Dad’s side, though, Grandpa died (I think) some time in his early 70s, and while Grandma lived to 88, the last decade or so she was pretty deep into Alzheimer’s, and just about everyone on that side’s had stomach cancer, plus plenty of heart disease and a few cases of prostate cancer.

So I guess I’m up for a genetic roll of the dice.

I collapsed suddenly in April and was unable to be revived until I woke up in the Intensive Care Unit. I got the news that I probably wouldn’t make it through the night and they brought people in to help me to fill out the medical proxy papers, a primitive will, and make phone calls to immediate family members. I was there for two weeks but mostly recovered although it was a rough ride and there is still much more to come. You never know.

OTOH, I am 36 years old and still have two living grandparents in their 80’s and my grandfather could pass for a 40 year old on the phone. I talk to him like a peer. There is are lots of examples of longevity in my family.

My range is 1 year - 64 years.

I’ll be 47 soon. Another 30 years sounds plausible.

Or at least a preventive. The cure will be quite a bit trickier.

By the way, the Dannon yogurt guy recently died at 103. And he didn’t even live in the Caucasus.

A few centuries hopefully.

I’m 69 now and figure I’ll make it to the mid-70s.* Then again, I never thought I’d live as long as I have. My father died at 93 but the last ten years of his life were miserable. My mother died at 83; she was in the best of health at the time. My sister is a 75 year old dynamo.

*I really don’t want to live past 75; it wouldn’t bother me to not last that long.

I really do not want to become elderly. I’d rather go out when I’m reasonably active than sit and vegetate in a care home just waiting for death. Late 70s would be good.

I figure if I make it to 80 and don’t need a walker, it’ll be a good bargain.

A fortune teller once told me I’d become famous near the end of my life. I’m not famous, or even infamous, so I guess I’ve got a while yet.

I’m twenty-six and I’m aiming for my nineties, certainly. My granddad was late eighties and took no care of himself whatsoever, there’s no dreadful family medical history other than getting blind drunk and being maudlin about it, I consider myself a lucky person, I don’t smoke, I don’t drink, I’m wildly excited by lentils, I exercise, I take my vitamins, I live a serene and wholesome existence where I love and am loved, and in general I’m an extremely happy camper.
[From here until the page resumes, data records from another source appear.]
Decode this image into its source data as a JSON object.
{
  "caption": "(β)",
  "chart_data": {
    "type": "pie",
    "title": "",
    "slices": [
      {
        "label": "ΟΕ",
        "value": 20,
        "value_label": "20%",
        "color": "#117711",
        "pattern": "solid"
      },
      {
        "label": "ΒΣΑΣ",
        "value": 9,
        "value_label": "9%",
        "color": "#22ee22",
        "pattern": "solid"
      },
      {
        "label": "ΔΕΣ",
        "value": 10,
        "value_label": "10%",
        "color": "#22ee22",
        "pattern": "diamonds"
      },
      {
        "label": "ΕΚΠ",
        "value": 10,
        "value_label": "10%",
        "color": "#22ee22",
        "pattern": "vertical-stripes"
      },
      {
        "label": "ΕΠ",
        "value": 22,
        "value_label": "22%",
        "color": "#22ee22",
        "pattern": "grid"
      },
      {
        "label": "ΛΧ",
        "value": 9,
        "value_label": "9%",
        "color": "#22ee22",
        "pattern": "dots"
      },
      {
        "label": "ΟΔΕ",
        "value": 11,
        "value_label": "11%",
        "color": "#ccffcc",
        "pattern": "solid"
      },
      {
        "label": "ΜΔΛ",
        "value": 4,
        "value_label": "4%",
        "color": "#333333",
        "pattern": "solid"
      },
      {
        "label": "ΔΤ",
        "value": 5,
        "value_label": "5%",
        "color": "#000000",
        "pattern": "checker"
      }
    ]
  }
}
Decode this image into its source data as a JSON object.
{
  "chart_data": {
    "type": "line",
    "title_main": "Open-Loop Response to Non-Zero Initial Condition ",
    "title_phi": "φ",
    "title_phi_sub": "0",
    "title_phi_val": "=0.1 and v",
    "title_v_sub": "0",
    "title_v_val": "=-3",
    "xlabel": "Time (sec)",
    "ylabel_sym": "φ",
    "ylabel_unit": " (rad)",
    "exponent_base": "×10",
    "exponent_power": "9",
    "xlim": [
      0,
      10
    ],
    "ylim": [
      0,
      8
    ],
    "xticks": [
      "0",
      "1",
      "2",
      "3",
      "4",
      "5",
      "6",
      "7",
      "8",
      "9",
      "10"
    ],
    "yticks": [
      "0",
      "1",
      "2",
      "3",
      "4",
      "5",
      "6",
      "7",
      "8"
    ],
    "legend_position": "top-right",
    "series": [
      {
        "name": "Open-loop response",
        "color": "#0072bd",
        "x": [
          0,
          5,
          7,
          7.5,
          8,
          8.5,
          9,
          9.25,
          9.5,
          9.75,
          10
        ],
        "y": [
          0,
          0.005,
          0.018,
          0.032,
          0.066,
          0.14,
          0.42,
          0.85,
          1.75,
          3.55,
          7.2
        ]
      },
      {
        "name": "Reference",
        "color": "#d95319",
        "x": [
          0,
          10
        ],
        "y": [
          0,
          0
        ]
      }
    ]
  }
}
… So tomorrow I’ll probably be hit by a truck.

s’funny. I’ve been observing the oldsters. The ones that seem to do the best at the ones bitching about work and how they never got the chance to retire. I figure I’ll be holding down a job for the rest of my life and will be healthier for it. You rest, you rust.

Soon.

Though there’s no reason to think so. Just dismissive pessimism.